This does beg the question, lets assume a positive phase 3 trial from Normay published in 2018, could doctors prescribe Rituximab then ? If not what is the formal approval process, who makes an application and to what regulatory bodies and how long would it take? If this has already been discussed elsewhere aplogies, just let me know.
We have discussed it a bit but I am not sure anybody knows all the answers. Doctors can prescribe rituximab for ME in most countries if there is a source of funds and they are prepared to take on the responsibility of off label treatment. They are doing so in the USA and have done so in other countries.

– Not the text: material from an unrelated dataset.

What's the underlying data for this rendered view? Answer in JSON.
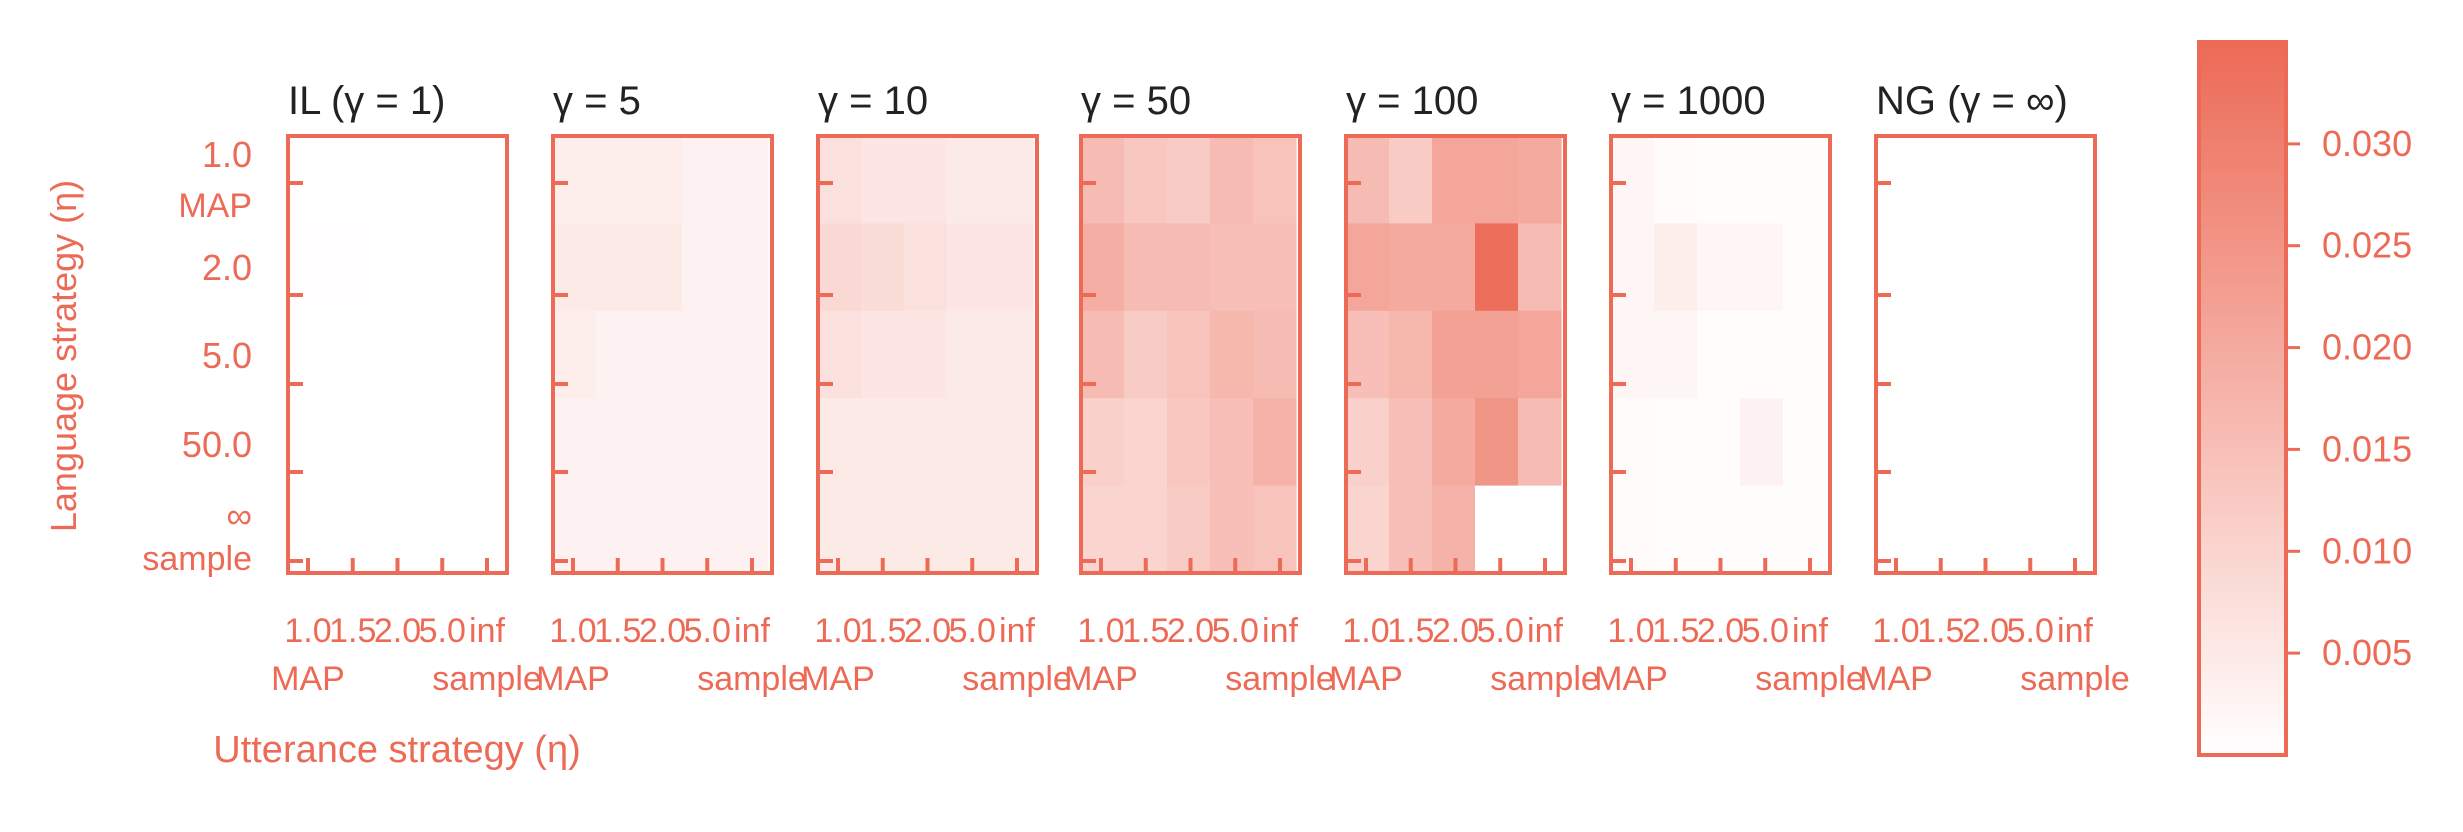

Normally everyone thinks in terms of a licence for a drug for a disease. However, lupus has been treated for decades with all sorts of things and there are no licences for treating lupus (maybe one or two). If a drug company has a licence for a drug so that it can sell the drug to a pharmacy then the only real question is who approves the doctor taking it from the pharmacy and treating something else. In the UK in the NHS it is the body called NICE. Traditionally NICE works like the Medicines Control Agency that gives licences in that it asks the company to justify the treatment. However, this is completely illogical since what matters is not whether the company has a right to sell the medicine but whether patients are entitle to it as part of their public insurance system because it works.
I think that if the Norwegian phase 3 study comes out clearly positive there will be a sort of tsunami effect on decision making that will simply be unblockable. Government run health care systems may still drag their feet as much as possible but eventually they will be swept with the tide, as they have been in RA. If the pennypinching going on in the UK and elsewhere continues to tighten then there may come a time when this sort of thing just gets blocked - and that may be yet another reason to get private insurance as well for those not already daignosed! But as things are I think organisations like NICE will be put in a legal position they have never been in before. They will not be able to say - we will not fund yet because the company has not provided enough data, because the company has nothing to do with it.
Put another way, if the phase 3 study is clearly positive all the regulatory rules are irrelevant. We will be in a new ball park and PWME will be in a totally different position when it comes to pushing for treatment. I think a number of practitioners within government health care systems will make sure they find ways of offering the drug.